Could new research capturing the behavior of light on film transform mobile technology?

Scientists at M.I.T Media Lab, through the use of an ultrafast imaging system, have discovered a new way to capture light lassing through liquid and objects by recording an image in less than two-trillionths of a second. The project has a long and storied history detailed by John Markoff in yesterday’s New York Times, in which the author discusses how light is captured in a sort of “super slow motion:”
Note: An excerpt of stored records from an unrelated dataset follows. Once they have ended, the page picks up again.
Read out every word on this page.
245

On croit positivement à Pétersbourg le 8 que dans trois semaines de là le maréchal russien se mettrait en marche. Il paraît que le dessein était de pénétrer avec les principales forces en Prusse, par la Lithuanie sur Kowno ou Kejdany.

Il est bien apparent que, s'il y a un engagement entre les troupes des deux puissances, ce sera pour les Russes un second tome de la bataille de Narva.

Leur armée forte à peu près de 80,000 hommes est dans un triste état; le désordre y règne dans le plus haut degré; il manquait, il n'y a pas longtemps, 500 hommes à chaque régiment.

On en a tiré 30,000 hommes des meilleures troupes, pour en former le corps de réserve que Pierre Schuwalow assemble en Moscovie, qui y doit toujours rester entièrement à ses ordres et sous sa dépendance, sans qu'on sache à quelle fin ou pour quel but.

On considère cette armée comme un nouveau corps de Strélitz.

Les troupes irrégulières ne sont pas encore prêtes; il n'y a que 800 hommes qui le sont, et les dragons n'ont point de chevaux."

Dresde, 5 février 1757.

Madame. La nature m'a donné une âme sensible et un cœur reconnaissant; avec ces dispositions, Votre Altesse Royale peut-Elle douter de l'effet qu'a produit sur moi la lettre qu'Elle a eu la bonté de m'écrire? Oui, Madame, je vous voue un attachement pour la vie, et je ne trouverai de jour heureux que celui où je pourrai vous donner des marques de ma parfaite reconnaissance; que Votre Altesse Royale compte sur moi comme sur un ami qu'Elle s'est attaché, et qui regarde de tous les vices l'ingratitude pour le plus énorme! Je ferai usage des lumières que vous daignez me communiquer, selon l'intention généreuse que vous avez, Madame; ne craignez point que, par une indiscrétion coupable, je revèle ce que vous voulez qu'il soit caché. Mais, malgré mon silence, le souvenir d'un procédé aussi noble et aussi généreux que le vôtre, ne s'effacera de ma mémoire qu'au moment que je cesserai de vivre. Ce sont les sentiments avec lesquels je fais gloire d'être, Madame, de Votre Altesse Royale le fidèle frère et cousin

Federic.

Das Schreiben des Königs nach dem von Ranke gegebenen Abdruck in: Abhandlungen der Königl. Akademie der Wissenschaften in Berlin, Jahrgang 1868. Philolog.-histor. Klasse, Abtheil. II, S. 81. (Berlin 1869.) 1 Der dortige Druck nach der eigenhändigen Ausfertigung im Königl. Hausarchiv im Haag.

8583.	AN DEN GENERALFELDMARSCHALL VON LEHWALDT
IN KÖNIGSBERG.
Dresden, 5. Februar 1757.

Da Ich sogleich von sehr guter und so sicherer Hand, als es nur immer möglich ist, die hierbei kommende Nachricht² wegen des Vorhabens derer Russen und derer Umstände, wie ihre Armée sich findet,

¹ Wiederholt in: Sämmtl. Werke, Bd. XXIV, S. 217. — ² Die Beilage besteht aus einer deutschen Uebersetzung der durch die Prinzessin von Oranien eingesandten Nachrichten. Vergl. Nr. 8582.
The streak tube scans and captures light in much the same way a cathode ray tube emits and paints an image on the inside of a computer monitor. Each horizontal line is exposed for just 1.71 picoseconds, or trillionths of a second, Dr. Raskar said – enough time for the laser beam to travel less than half a millimeter through the fluid inside the bottle.

To create a movie of the event, the researchers record about 500 frames in just under a nanosecond, or a billionth of a second. Because each individual movie has a very narrow field of view, they repeat the process a number of times, scanning it vertically to build a complete scene that shows the beam moving from one end of the bottle, bouncing off the cap and then scattering back through the fluid. If a bullet were tracked in the same fashion moving through the same fluid, the resulting movie would last three years.

“Imagine if you have this in your phone about 10 years from now,” Dr. Raskar said. “You will be able to go to your supermarket and tell if your fruit is ripe.” Videogame hardware may soon be able to read our lips and eventually our minds, and the possibilities for dynamic environmental interaction here are endless. But let’s not get ahead of ourselves. “We’re still trying to get our heads around what this means,” Dr. Raskar said, “because no one has been able to see the world in this way before.”